The traffic moved steadily, she set her cruise control – don’t want to risk a ticket, now do we? The two lanes opened up to three as she approached the incline, the third lane allowing over the roads to pass each other. She gripped the wheel tighter, looking up at the driver of the fuel tanker as she passed him by. She was always overly cautious when passing the might trucks, especially since her life was almost lost due to a near collision with one as a teenager.
It was a small highway, four lanes that cut through the desert straight as an arrow. She was inexperienced behind the wheel, just received her license in fact. The drive from the DMV toward home took her onto the highway at speeds she was just learning to manage; seventy was fast even for experienced drivers in the mid ‘70’s. She came upon the semi-truck driver quickly, too quickly. She signaled and swung into the passing lane much too sharply, but she maintained control of the car. Looking into her rearview mirror, she saw the car approaching so she swung back into the right hand lane, too soon. Too close to cutting off the giant semi-truck, who laid on the horn and quickly applied the brakes. She sped up, seventy-five, eighty…her heart beating too quickly in her chest, she didn’t realize she had been holding her breath until she began climbing the mountain and headed through the pass. She missed her turn to home.
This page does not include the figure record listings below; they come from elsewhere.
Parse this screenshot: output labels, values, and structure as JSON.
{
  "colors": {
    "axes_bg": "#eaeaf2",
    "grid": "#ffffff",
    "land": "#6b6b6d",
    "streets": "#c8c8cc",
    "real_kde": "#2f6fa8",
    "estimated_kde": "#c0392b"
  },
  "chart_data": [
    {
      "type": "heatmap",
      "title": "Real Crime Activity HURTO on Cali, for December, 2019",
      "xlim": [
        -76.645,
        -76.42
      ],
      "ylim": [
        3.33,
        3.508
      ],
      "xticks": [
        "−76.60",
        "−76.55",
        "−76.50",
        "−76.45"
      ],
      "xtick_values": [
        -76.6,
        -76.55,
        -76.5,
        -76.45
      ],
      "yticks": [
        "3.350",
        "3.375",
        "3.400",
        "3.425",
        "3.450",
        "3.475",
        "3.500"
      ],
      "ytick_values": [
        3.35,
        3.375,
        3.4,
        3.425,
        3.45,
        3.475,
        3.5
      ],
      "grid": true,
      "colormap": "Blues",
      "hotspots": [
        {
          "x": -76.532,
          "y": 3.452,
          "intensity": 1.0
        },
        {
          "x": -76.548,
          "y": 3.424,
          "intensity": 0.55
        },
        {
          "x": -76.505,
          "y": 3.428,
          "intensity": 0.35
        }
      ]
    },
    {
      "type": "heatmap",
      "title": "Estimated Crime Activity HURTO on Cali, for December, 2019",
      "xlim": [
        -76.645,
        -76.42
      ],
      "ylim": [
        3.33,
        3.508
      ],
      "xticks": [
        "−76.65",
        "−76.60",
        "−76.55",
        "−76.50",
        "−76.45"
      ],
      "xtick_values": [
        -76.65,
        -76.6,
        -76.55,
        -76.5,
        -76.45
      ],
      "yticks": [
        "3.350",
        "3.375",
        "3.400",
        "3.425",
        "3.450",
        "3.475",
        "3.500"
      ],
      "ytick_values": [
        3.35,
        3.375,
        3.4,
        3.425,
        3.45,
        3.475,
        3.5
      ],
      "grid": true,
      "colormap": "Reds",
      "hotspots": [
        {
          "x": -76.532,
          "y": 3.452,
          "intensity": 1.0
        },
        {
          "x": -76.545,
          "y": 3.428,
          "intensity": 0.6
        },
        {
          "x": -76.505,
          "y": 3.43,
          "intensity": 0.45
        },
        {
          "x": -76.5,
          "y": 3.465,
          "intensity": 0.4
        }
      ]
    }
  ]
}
But that was now thirty odd years and about half a million miles ago. Now she was quite an accomplished driver. She realized that her thoughts had been wandering and the third lane was now merging into two, into her own. In her reminiscent mind travel she had not noticed the large truck that had been forced to merge into her lane, flashers blinking brightly to warn of his slow forty-five mile per hour speed, far slower than her own sixty-five mile per hour speed. She slammed into the back left corner of the merging trailer, throwing her left where she bounced off the right rear quarter of a passing van. The steering wheel was ripped from her grip as the wheels tried to grip some road width as the car spiraled first on the interstate and then off and down the edge of parkway. She lost count of the number of times the car flipped as she rolled down the mountain towards the valley below her. She once caught a glimpse of the road above her, the semi-truck trailer hanging precariously over the edge, the guard rail damaged, dented, and totally gone where her own car had gone through it. She could almost make out the look of horror on the faces of those who had stopped their cars and watch her tumble down the side of the mountain.
At last the car stopped rolling and slid to a stop, the driver’s door flat upon the ground, the steering wheel pinning her thighs to the seat. She reached up to grip it and listened to the spinning of the wheels of the tires. There was just something about being on the road, hands gripping the steering wheel, the hum of the tires beneath her was somewhat soothing, rhythmic and somehow comforting.